As stated before, my belief in God is based solely on observation of the world around me. I simply cannot shake the idea that the planet, and our own bodies seem to me, to have been designed. I just cannot buy the idea that everything ‘just happened’ to work out this way. To me, personally, that takes more faith to believe in than the idea of a God creating everything.

Now, recently I have spent some time pondering the nature of God. Specifically, this question, “If God really exists, why doesn’t he just let us know? Why not just tell us what it is that he wants?” Can we really be held responsible for not following God’s will, if it’s not clear what God wants from us? Are we really suppose to believe in one of several books written thousands of years ago by people who may or may not have communicated with God?

Well, as I lay in bed tonight, this popped into my mind, so try to imagine this if you will:

Imagine, that you are moments away from a fatal heart attack. How do you feel right now. Any chest pains? Feeling uncomfortable at all? How is your health?
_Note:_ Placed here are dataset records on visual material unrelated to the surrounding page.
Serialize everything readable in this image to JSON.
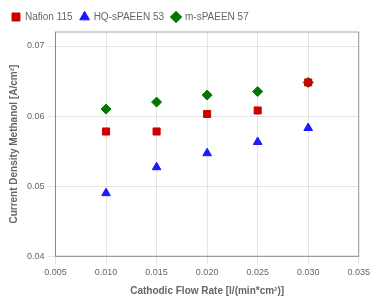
{
  "chart_data": {
    "type": "scatter",
    "xlabel": "Cathodic Flow Rate [l/(min*cm²)]",
    "ylabel": "Current Density Methanol [A/cm²]",
    "series": [
      {
        "name": "Nafion 115",
        "color": "#cc0000",
        "marker": "square",
        "x": [
          0.01,
          0.015,
          0.02,
          0.025,
          0.03
        ],
        "values": [
          0.0578,
          0.0578,
          0.0603,
          0.0608,
          0.0648
        ]
      },
      {
        "name": "HQ-sPAEEN 53",
        "color": "#1a1aff",
        "marker": "triangle",
        "x": [
          0.01,
          0.015,
          0.02,
          0.025,
          0.03
        ],
        "values": [
          0.049,
          0.0527,
          0.0547,
          0.0563,
          0.0583
        ]
      },
      {
        "name": "m-sPAEEN 57",
        "color": "#007700",
        "marker": "diamond",
        "x": [
          0.01,
          0.015,
          0.02,
          0.025,
          0.03
        ],
        "values": [
          0.061,
          0.062,
          0.063,
          0.0635,
          0.0648
        ]
      }
    ],
    "xlim": [
      0.005,
      0.035
    ],
    "ylim": [
      0.04,
      0.072
    ],
    "xticks": [
      0.005,
      {
        "value": 0.01,
        "label": "0.010"
      },
      0.015,
      {
        "value": 0.02,
        "label": "0.020"
      },
      0.025,
      {
        "value": 0.03,
        "label": "0.030"
      },
      0.035
    ],
    "yticks": [
      0.04,
      0.05,
      0.06,
      0.07
    ],
    "grid": true,
    "legend": "upper left"
  }
}
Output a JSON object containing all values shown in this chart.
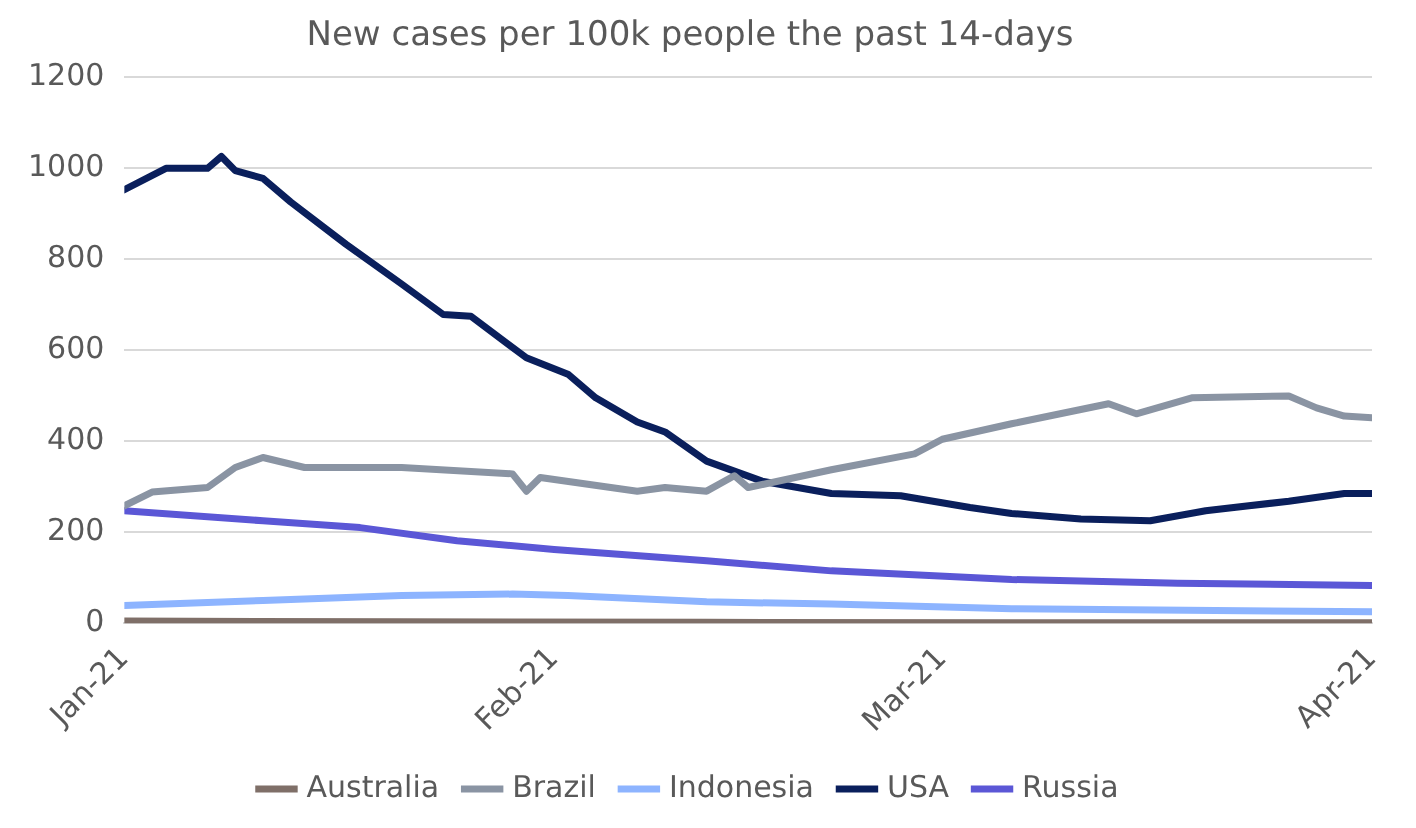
{
  "chart_data": {
    "type": "line",
    "title": "New cases per 100k people the past 14-days",
    "xlim": [
      "2021-01-01",
      "2021-04-01"
    ],
    "xticks": [
      {
        "value": "2021-01-01",
        "label": "Jan-21"
      },
      {
        "value": "2021-02-01",
        "label": "Feb-21"
      },
      {
        "value": "2021-03-01",
        "label": "Mar-21"
      },
      {
        "value": "2021-04-01",
        "label": "Apr-21"
      }
    ],
    "ylim": [
      0,
      1200
    ],
    "yticks": [
      0,
      200,
      400,
      600,
      800,
      1000,
      1200
    ],
    "grid": "y",
    "legend": "bottom",
    "marker": "none",
    "line_style": "solid",
    "series": [
      {
        "name": "Australia",
        "color": "#7f6f68",
        "x": [
          "2021-01-01",
          "2021-01-21",
          "2021-02-12",
          "2021-03-06",
          "2021-04-01"
        ],
        "values": [
          5,
          3,
          2,
          1,
          1
        ]
      },
      {
        "name": "Brazil",
        "color": "#8a94a3",
        "x": [
          "2021-01-01",
          "2021-01-03",
          "2021-01-07",
          "2021-01-09",
          "2021-01-11",
          "2021-01-14",
          "2021-01-21",
          "2021-01-29",
          "2021-01-30",
          "2021-01-31",
          "2021-02-07",
          "2021-02-09",
          "2021-02-12",
          "2021-02-14",
          "2021-02-15",
          "2021-02-21",
          "2021-02-27",
          "2021-03-01",
          "2021-03-06",
          "2021-03-13",
          "2021-03-15",
          "2021-03-19",
          "2021-03-26",
          "2021-03-28",
          "2021-03-30",
          "2021-04-01"
        ],
        "values": [
          258,
          288,
          298,
          342,
          364,
          342,
          342,
          328,
          290,
          320,
          290,
          298,
          290,
          324,
          298,
          337,
          372,
          404,
          438,
          482,
          460,
          495,
          499,
          473,
          455,
          451
        ]
      },
      {
        "name": "Indonesia",
        "color": "#8db4ff",
        "x": [
          "2021-01-01",
          "2021-01-11",
          "2021-01-21",
          "2021-01-29",
          "2021-02-02",
          "2021-02-12",
          "2021-02-21",
          "2021-03-06",
          "2021-04-01"
        ],
        "values": [
          39,
          50,
          61,
          64,
          61,
          47,
          42,
          32,
          25
        ]
      },
      {
        "name": "USA",
        "color": "#0a1f5c",
        "x": [
          "2021-01-01",
          "2021-01-04",
          "2021-01-07",
          "2021-01-08",
          "2021-01-09",
          "2021-01-11",
          "2021-01-13",
          "2021-01-17",
          "2021-01-21",
          "2021-01-24",
          "2021-01-26",
          "2021-01-30",
          "2021-02-02",
          "2021-02-04",
          "2021-02-07",
          "2021-02-09",
          "2021-02-12",
          "2021-02-16",
          "2021-02-21",
          "2021-02-26",
          "2021-03-03",
          "2021-03-06",
          "2021-03-11",
          "2021-03-16",
          "2021-03-20",
          "2021-03-26",
          "2021-03-30",
          "2021-04-01"
        ],
        "values": [
          952,
          999,
          999,
          1025,
          994,
          977,
          925,
          832,
          745,
          678,
          674,
          583,
          547,
          495,
          442,
          420,
          356,
          312,
          285,
          280,
          254,
          241,
          229,
          225,
          247,
          268,
          285,
          285
        ]
      },
      {
        "name": "Russia",
        "color": "#5b57d6",
        "x": [
          "2021-01-01",
          "2021-01-11",
          "2021-01-18",
          "2021-01-25",
          "2021-02-01",
          "2021-02-12",
          "2021-02-21",
          "2021-03-06",
          "2021-03-18",
          "2021-04-01"
        ],
        "values": [
          247,
          225,
          210,
          181,
          162,
          137,
          115,
          96,
          88,
          83
        ]
      }
    ]
  }
}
Are you aware of the possibility that you could, in fact, die at any moment. Someone, reading this right now, is probably going to die soon. Now, I’m not trying to scare you into religion, I just want your mindset to be the same as mine. I was lying in bed, when I started having pains. And I thought to myself..what if I were to die right now? It scared me a little bit. But more importantly, it made me realize something. It made me realize, that I’m just not the kind of person that likes to be unprepared. I OVER prepare for EVERYTHING. That’s the kind of person I am. And here I was, realizing, that I’m very unprepared to die.

So, the bottom line for me is this. When it’s my time, I don’t want to have any regrets or worries. I want to know that I put forth the time and effort to live a good life, and that I at least attempted to draw nearer to God. When I’m moments away from dying, I don’t want to be worried about what’s going to happen on the other side. I simply want to know that I’m prepared. That if there is no God and that’s just it, then fine. But, if there is a God, that I am prepared.

Thank you all, and I hope someone perhaps found this helpful.